RSeQC Outputs

RustQC reimplements seven tools from the RSeQC package. Each tool produces output files that match the format and content of the original Python implementation, plus native PNG and SVG plots generated directly — no R scripts required.

All RSeQC tools run automatically as part of the rustqc rna command and use the input filename stem as a prefix for output files. Output files are organized into per-tool subdirectories under rseqc/. For example, rustqc rna sample.bam --gtf genes.gtf -o results/ produces RSeQC output files like results/rseqc/bam_stat/sample.bam_stat.txt.

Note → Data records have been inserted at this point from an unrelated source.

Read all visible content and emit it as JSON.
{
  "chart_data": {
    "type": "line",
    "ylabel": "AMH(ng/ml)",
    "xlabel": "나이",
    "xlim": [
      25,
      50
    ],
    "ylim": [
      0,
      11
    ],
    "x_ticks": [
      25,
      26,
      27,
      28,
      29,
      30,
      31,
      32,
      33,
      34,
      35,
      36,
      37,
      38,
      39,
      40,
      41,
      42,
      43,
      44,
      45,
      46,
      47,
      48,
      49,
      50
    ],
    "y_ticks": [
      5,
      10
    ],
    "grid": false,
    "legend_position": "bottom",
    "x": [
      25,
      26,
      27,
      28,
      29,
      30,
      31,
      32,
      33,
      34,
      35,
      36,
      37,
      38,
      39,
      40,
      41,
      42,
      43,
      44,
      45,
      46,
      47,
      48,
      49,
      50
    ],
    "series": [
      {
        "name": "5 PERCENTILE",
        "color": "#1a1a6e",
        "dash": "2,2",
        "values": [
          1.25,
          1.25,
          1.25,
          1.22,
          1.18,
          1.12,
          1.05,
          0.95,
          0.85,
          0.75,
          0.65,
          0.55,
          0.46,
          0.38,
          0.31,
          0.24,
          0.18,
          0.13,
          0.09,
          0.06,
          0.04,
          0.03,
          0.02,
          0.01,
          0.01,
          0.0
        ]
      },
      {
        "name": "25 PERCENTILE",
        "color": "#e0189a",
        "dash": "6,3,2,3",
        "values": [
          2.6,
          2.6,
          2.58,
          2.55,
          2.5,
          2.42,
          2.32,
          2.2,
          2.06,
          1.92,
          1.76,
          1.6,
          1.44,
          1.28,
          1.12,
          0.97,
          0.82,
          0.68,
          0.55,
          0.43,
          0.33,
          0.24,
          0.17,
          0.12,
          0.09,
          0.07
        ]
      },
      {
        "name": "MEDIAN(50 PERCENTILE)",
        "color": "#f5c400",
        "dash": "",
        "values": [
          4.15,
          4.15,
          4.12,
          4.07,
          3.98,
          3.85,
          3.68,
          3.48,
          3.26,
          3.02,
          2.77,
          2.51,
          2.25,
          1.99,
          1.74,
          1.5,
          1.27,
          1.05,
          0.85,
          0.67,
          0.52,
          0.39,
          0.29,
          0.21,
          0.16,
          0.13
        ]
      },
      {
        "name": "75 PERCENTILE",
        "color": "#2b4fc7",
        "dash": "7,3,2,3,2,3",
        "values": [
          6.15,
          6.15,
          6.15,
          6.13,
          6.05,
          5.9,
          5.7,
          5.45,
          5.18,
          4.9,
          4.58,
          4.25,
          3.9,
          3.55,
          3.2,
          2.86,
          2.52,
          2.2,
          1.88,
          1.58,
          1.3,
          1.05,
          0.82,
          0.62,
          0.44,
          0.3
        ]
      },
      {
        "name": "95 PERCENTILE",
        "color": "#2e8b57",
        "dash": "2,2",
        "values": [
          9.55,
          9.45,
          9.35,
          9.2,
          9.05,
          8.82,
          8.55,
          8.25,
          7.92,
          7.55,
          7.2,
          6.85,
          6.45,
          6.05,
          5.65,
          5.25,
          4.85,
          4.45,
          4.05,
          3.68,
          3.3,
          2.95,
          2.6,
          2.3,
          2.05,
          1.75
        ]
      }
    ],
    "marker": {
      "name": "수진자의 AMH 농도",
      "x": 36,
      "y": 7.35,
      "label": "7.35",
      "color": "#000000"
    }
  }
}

Use --flat-output to write all files directly to the output directory instead of the nested rseqc/<tool>/ subdirectories.

bam_stat

Basic alignment statistics from a single-pass BAM scan.

File	Description
`{stem}.bam_stat.txt`	Formatted text report with total records, QC failures, duplicates, mapping quality distribution, splice reads, proper pairs, and more

The output format matches bam_stat.py exactly, including the same section headings and number formatting. Key metrics include:

Total records, QC-failed, duplicates, non-primary, unmapped
Unique and multi-mapped read counts at the configured MAPQ cutoff
Read 1 / Read 2 counts, forward/reverse strand counts
Splice / non-splice read counts
Proper pair and paired-on-different-chromosome counts
MAPQ distribution histogram

infer_experiment

Library strandedness inference by sampling reads overlapping gene models.

File	Description
`{stem}.infer_experiment.txt`	Strandedness fractions: failed-to-determine, and the two strand protocols

The output reports the fraction of reads consistent with each strand protocol:

Fraction failed to determine — reads that could not be assigned to either protocol
Fraction “1++,1—,2+-,2-+” (forward stranded) — reads consistent with the same-strand protocol
Fraction “1+-,1-+,2++,2—” (reverse stranded) — reads consistent with the opposite-strand protocol

For paired-end data, the labels are PairEnd with 1++,1--,2+-,2-+ and 1+-,1-+,2++,2--. For single-end: SingleEnd with ++,-- and +-,-+.

Interpreting results:

Both fractions near 50% = unstranded library
First fraction near 100% = forward stranded (e.g., Ligation protocol)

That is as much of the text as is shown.